September 4, 2020 Susanne Bradley

Three New Zealand researchers have developed a standardised clinical evaluation tool for dry anophthalmic socket syndrome (DASS), crucial to understanding a condition affecting 63% of anophthalmic patients.

 

“Prosthetic eyes are significantly under-investigated but there has been a resurgence of research interest in the last 10 years,” said Dr Keith Pine, an Auckland-based ocular prosthetics specialist and honorary research fellow at the University of Auckland. “Being able to identify a syndrome by name provides relief for both patients and clinicians as it deepens understanding, removes uncertainty and moves the conversation on to how best to treat the effects.”

 

DASS is characterised by a loss of tear film homeostasis accompanied by socket discomfort, in which tear film instability, conjunctival inflammation and damage, as well as eyelid and neurosensory abnormalities play etiological roles, said the study’s co-authors, Dr Pine, Associate Professor Rob Jacobs, from the university’s School of Optometry and Vision Science (SOVS), and ophthalmologist Dr Brian Sloan, from Greenlane Clinical Centre who has subspecialties in oculoplastic, lacrimal and orbital surgery.

 

Their research, undertaken in collaboration with the University of Cologne, Germany, evaluated 87 unilateral anophthalmic patients using the Ocular Surface Disease Index (OSDI), the five-item Dry Eye Questionnaire (DEQ-5) and a modified version of the Symptom Assessment in Dry Eye (SANDE) questionnaire for the anophthalmic socket and, separately, for the healthy fellow eye.
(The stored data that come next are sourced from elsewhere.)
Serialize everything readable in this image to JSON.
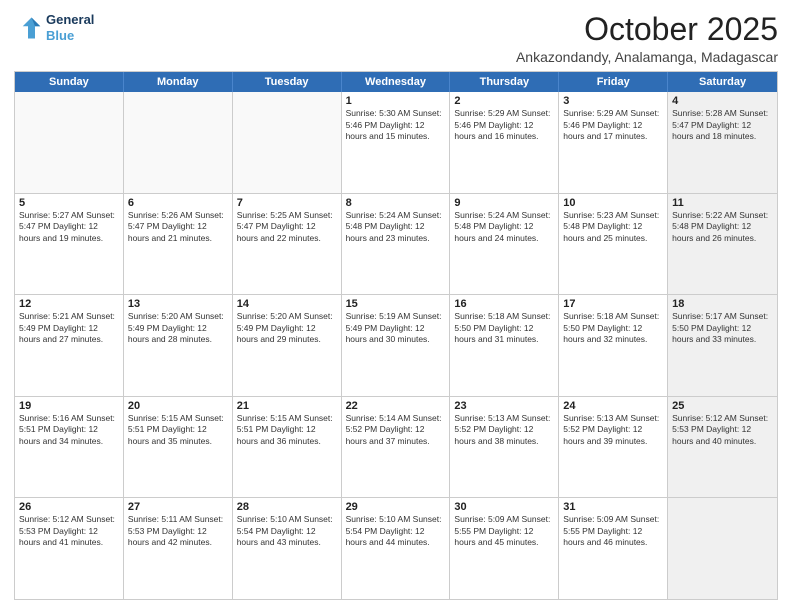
{
  "logo": {
    "line1": "General",
    "line2": "Blue"
  },
  "title": "October 2025",
  "location": "Ankazondandy, Analamanga, Madagascar",
  "dayHeaders": [
    "Sunday",
    "Monday",
    "Tuesday",
    "Wednesday",
    "Thursday",
    "Friday",
    "Saturday"
  ],
  "weeks": [
    [
      {
        "day": "",
        "info": "",
        "empty": true
      },
      {
        "day": "",
        "info": "",
        "empty": true
      },
      {
        "day": "",
        "info": "",
        "empty": true
      },
      {
        "day": "1",
        "info": "Sunrise: 5:30 AM\nSunset: 5:46 PM\nDaylight: 12 hours\nand 15 minutes."
      },
      {
        "day": "2",
        "info": "Sunrise: 5:29 AM\nSunset: 5:46 PM\nDaylight: 12 hours\nand 16 minutes."
      },
      {
        "day": "3",
        "info": "Sunrise: 5:29 AM\nSunset: 5:46 PM\nDaylight: 12 hours\nand 17 minutes."
      },
      {
        "day": "4",
        "info": "Sunrise: 5:28 AM\nSunset: 5:47 PM\nDaylight: 12 hours\nand 18 minutes.",
        "shaded": true
      }
    ],
    [
      {
        "day": "5",
        "info": "Sunrise: 5:27 AM\nSunset: 5:47 PM\nDaylight: 12 hours\nand 19 minutes."
      },
      {
        "day": "6",
        "info": "Sunrise: 5:26 AM\nSunset: 5:47 PM\nDaylight: 12 hours\nand 21 minutes."
      },
      {
        "day": "7",
        "info": "Sunrise: 5:25 AM\nSunset: 5:47 PM\nDaylight: 12 hours\nand 22 minutes."
      },
      {
        "day": "8",
        "info": "Sunrise: 5:24 AM\nSunset: 5:48 PM\nDaylight: 12 hours\nand 23 minutes."
      },
      {
        "day": "9",
        "info": "Sunrise: 5:24 AM\nSunset: 5:48 PM\nDaylight: 12 hours\nand 24 minutes."
      },
      {
        "day": "10",
        "info": "Sunrise: 5:23 AM\nSunset: 5:48 PM\nDaylight: 12 hours\nand 25 minutes."
      },
      {
        "day": "11",
        "info": "Sunrise: 5:22 AM\nSunset: 5:48 PM\nDaylight: 12 hours\nand 26 minutes.",
        "shaded": true
      }
    ],
    [
      {
        "day": "12",
        "info": "Sunrise: 5:21 AM\nSunset: 5:49 PM\nDaylight: 12 hours\nand 27 minutes."
      },
      {
        "day": "13",
        "info": "Sunrise: 5:20 AM\nSunset: 5:49 PM\nDaylight: 12 hours\nand 28 minutes."
      },
      {
        "day": "14",
        "info": "Sunrise: 5:20 AM\nSunset: 5:49 PM\nDaylight: 12 hours\nand 29 minutes."
      },
      {
        "day": "15",
        "info": "Sunrise: 5:19 AM\nSunset: 5:49 PM\nDaylight: 12 hours\nand 30 minutes."
      },
      {
        "day": "16",
        "info": "Sunrise: 5:18 AM\nSunset: 5:50 PM\nDaylight: 12 hours\nand 31 minutes."
      },
      {
        "day": "17",
        "info": "Sunrise: 5:18 AM\nSunset: 5:50 PM\nDaylight: 12 hours\nand 32 minutes."
      },
      {
        "day": "18",
        "info": "Sunrise: 5:17 AM\nSunset: 5:50 PM\nDaylight: 12 hours\nand 33 minutes.",
        "shaded": true
      }
    ],
    [
      {
        "day": "19",
        "info": "Sunrise: 5:16 AM\nSunset: 5:51 PM\nDaylight: 12 hours\nand 34 minutes."
      },
      {
        "day": "20",
        "info": "Sunrise: 5:15 AM\nSunset: 5:51 PM\nDaylight: 12 hours\nand 35 minutes."
      },
      {
        "day": "21",
        "info": "Sunrise: 5:15 AM\nSunset: 5:51 PM\nDaylight: 12 hours\nand 36 minutes."
      },
      {
        "day": "22",
        "info": "Sunrise: 5:14 AM\nSunset: 5:52 PM\nDaylight: 12 hours\nand 37 minutes."
      },
      {
        "day": "23",
        "info": "Sunrise: 5:13 AM\nSunset: 5:52 PM\nDaylight: 12 hours\nand 38 minutes."
      },
      {
        "day": "24",
        "info": "Sunrise: 5:13 AM\nSunset: 5:52 PM\nDaylight: 12 hours\nand 39 minutes."
      },
      {
        "day": "25",
        "info": "Sunrise: 5:12 AM\nSunset: 5:53 PM\nDaylight: 12 hours\nand 40 minutes.",
        "shaded": true
      }
    ],
    [
      {
        "day": "26",
        "info": "Sunrise: 5:12 AM\nSunset: 5:53 PM\nDaylight: 12 hours\nand 41 minutes."
      },
      {
        "day": "27",
        "info": "Sunrise: 5:11 AM\nSunset: 5:53 PM\nDaylight: 12 hours\nand 42 minutes."
      },
      {
        "day": "28",
        "info": "Sunrise: 5:10 AM\nSunset: 5:54 PM\nDaylight: 12 hours\nand 43 minutes."
      },
      {
        "day": "29",
        "info": "Sunrise: 5:10 AM\nSunset: 5:54 PM\nDaylight: 12 hours\nand 44 minutes."
      },
      {
        "day": "30",
        "info": "Sunrise: 5:09 AM\nSunset: 5:55 PM\nDaylight: 12 hours\nand 45 minutes."
      },
      {
        "day": "31",
        "info": "Sunrise: 5:09 AM\nSunset: 5:55 PM\nDaylight: 12 hours\nand 46 minutes."
      },
      {
        "day": "",
        "info": "",
        "empty": true,
        "shaded": true
      }
    ]
  ]
}
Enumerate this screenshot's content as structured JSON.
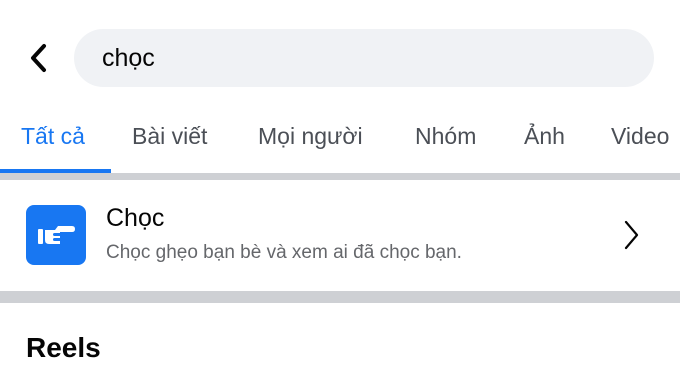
{
  "search": {
    "query": "chọc"
  },
  "tabs": [
    {
      "label": "Tất cả",
      "active": true
    },
    {
      "label": "Bài viết"
    },
    {
      "label": "Mọi người"
    },
    {
      "label": "Nhóm"
    },
    {
      "label": "Ảnh"
    },
    {
      "label": "Video"
    }
  ],
  "result": {
    "title": "Chọc",
    "subtitle": "Chọc ghẹo bạn bè và xem ai đã chọc bạn.",
    "icon": "poke-hand-icon",
    "icon_bg": "#1877f2"
  },
  "sections": {
    "reels_title": "Reels"
  },
  "colors": {
    "accent": "#1877f2",
    "search_bg": "#f0f2f5",
    "divider": "#ced0d4"
  }
}
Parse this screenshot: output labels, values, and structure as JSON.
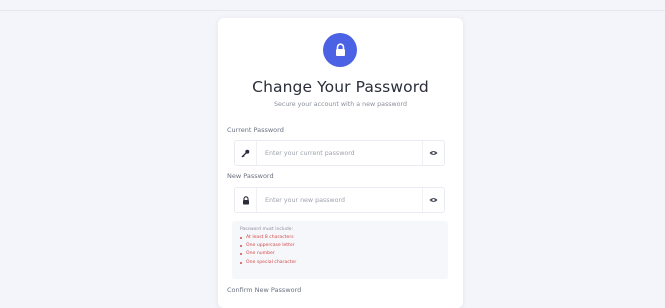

Conjunctival inflammation was semi-quantitatively graded and Schirmer’s test with topical anaesthesia was also performed bilaterally.

 

The findings showed patients had significantly higher OSDI, DEQ-5 and SANDE scores at the anophthalmic side compared to the healthy eye (p≤0.019, respectively) with 63% of patients complaining of anophthalmic socket dryness in at least one of three questionnaires. Patients also had higher inflammation (p<0.001) and more tear volume (p≤0.024) on the anophthalmic side compared to the other eye.

 

“Most anophthalmic patients have significantly more subjective dryness complaints on their anophthalmic side compared to the healthy fellow eye, even in the absence of tear deficiency and clinical blepharitis,” Dr Pine said. “Eye care practitioners should consider the diagnosis criteria and the definition for DASS proposed in this study, when counselling anophthalmic patients.”

 

Further investigation into the role and interactions of DASS’ causative etiological causes is required, as well as establishing a standardised examination protocol and developing a DASS evidence-based treatment algorithm, concluded the authors.

 

The full study was published in Science Direct.